Does GPU direct RDMA stage through CPU?

Dear staff,

I am profling an MPI-GPU application (OpenACC+MPI+CUDAFortran) configured with hpcx inside nvhpc/24.3 to analyze communications. These are implemented via aware MPI APIs, in particular MPI_Isend+MPI_Irecv+MPI_Waitall. All ranks communicate with the other ranks. In this run I am running 8 MPI ranks-gpus distributed on 2 nodes.
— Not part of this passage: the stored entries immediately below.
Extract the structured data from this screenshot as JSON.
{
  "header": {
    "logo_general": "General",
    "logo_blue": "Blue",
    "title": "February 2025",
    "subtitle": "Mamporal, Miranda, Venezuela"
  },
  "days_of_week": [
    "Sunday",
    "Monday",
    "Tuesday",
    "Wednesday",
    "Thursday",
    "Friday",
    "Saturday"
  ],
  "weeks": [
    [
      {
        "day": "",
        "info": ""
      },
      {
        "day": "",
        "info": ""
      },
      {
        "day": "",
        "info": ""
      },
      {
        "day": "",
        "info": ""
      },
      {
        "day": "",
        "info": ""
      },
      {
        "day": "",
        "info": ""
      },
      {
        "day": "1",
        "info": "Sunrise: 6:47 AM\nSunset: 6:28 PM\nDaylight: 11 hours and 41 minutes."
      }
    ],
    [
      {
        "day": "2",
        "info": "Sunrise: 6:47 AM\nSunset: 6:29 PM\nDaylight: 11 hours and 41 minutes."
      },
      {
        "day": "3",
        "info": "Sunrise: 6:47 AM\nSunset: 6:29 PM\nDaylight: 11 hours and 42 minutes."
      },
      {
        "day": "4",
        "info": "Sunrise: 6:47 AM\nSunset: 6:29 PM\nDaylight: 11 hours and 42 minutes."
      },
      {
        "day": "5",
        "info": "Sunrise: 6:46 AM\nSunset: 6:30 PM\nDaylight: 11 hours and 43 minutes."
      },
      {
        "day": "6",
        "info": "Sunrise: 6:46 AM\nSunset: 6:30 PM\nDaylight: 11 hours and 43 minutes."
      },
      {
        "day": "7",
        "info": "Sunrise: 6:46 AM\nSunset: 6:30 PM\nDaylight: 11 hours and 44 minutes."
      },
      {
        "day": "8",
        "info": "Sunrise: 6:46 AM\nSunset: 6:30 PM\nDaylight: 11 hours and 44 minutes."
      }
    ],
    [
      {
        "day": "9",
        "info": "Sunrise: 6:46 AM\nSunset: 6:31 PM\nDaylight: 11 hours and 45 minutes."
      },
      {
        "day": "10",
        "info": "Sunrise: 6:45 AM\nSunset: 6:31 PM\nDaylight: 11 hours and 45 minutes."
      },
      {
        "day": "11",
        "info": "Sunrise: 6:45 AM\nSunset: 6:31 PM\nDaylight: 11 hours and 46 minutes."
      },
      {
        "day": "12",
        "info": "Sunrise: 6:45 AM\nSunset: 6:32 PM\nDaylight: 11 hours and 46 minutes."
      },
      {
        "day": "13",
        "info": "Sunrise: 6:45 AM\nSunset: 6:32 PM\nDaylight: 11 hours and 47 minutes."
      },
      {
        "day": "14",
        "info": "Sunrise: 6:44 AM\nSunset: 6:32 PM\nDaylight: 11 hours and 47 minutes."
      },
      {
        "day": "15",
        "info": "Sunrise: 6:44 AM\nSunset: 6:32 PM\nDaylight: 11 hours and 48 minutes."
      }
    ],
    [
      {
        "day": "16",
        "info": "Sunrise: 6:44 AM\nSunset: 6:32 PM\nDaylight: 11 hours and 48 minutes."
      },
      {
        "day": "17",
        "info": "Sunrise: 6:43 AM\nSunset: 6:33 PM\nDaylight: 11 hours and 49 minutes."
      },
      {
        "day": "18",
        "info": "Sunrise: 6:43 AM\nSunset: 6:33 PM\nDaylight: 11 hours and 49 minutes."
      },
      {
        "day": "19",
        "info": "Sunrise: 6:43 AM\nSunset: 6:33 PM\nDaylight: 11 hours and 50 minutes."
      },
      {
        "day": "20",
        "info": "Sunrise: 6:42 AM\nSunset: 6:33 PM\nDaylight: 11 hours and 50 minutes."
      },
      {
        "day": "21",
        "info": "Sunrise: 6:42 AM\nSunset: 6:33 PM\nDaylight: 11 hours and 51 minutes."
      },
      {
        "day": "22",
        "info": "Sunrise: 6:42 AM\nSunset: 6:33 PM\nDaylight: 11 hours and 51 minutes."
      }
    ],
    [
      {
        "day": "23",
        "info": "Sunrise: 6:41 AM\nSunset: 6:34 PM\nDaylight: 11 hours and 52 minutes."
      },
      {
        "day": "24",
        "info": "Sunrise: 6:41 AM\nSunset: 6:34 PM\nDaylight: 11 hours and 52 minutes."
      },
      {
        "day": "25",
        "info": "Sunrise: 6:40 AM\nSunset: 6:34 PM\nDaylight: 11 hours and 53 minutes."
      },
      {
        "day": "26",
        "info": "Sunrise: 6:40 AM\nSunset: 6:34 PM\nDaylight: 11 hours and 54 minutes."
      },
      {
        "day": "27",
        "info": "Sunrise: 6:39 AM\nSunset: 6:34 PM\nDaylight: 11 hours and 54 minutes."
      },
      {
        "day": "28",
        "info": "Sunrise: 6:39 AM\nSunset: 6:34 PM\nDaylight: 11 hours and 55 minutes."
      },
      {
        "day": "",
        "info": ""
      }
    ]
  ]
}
When I look at the report with nsys-ui I noticed that the MPI_Waitall does a D2H copy (lilla events in the picture below) which I did not expect if the network supports GPU direct RDMA. I see Peer to Peer communications between ranks inside the same node, but I do not understand why the datum is staged through the CPU from within the MPI_Waitall. I guess this D2H copies are needed to move tha data to an MPI rank outside the node? Is this behaviour possible with GPU direct RDMA available? I also tried setting export UCX_IB_GPU_DIRECT_RDMA=y, but I did not notice differences.

Thank you for your help,

Laura

The behavior related with HW topo. I think maybe your 8 rank process on GPU on 2 node lack of IB HCA communicated. ideally 1:1 GPU:HCA will fully leverage GDR(GPU DIRECT RDMA), if lack of HCA GPU will share comms, then D2H copy then regular RDMA between nodes.

But also may related with MPI jobs you run, maybe some need CPU process then D2H.

This topic was automatically closed 14 days after the last reply. New replies are no longer allowed.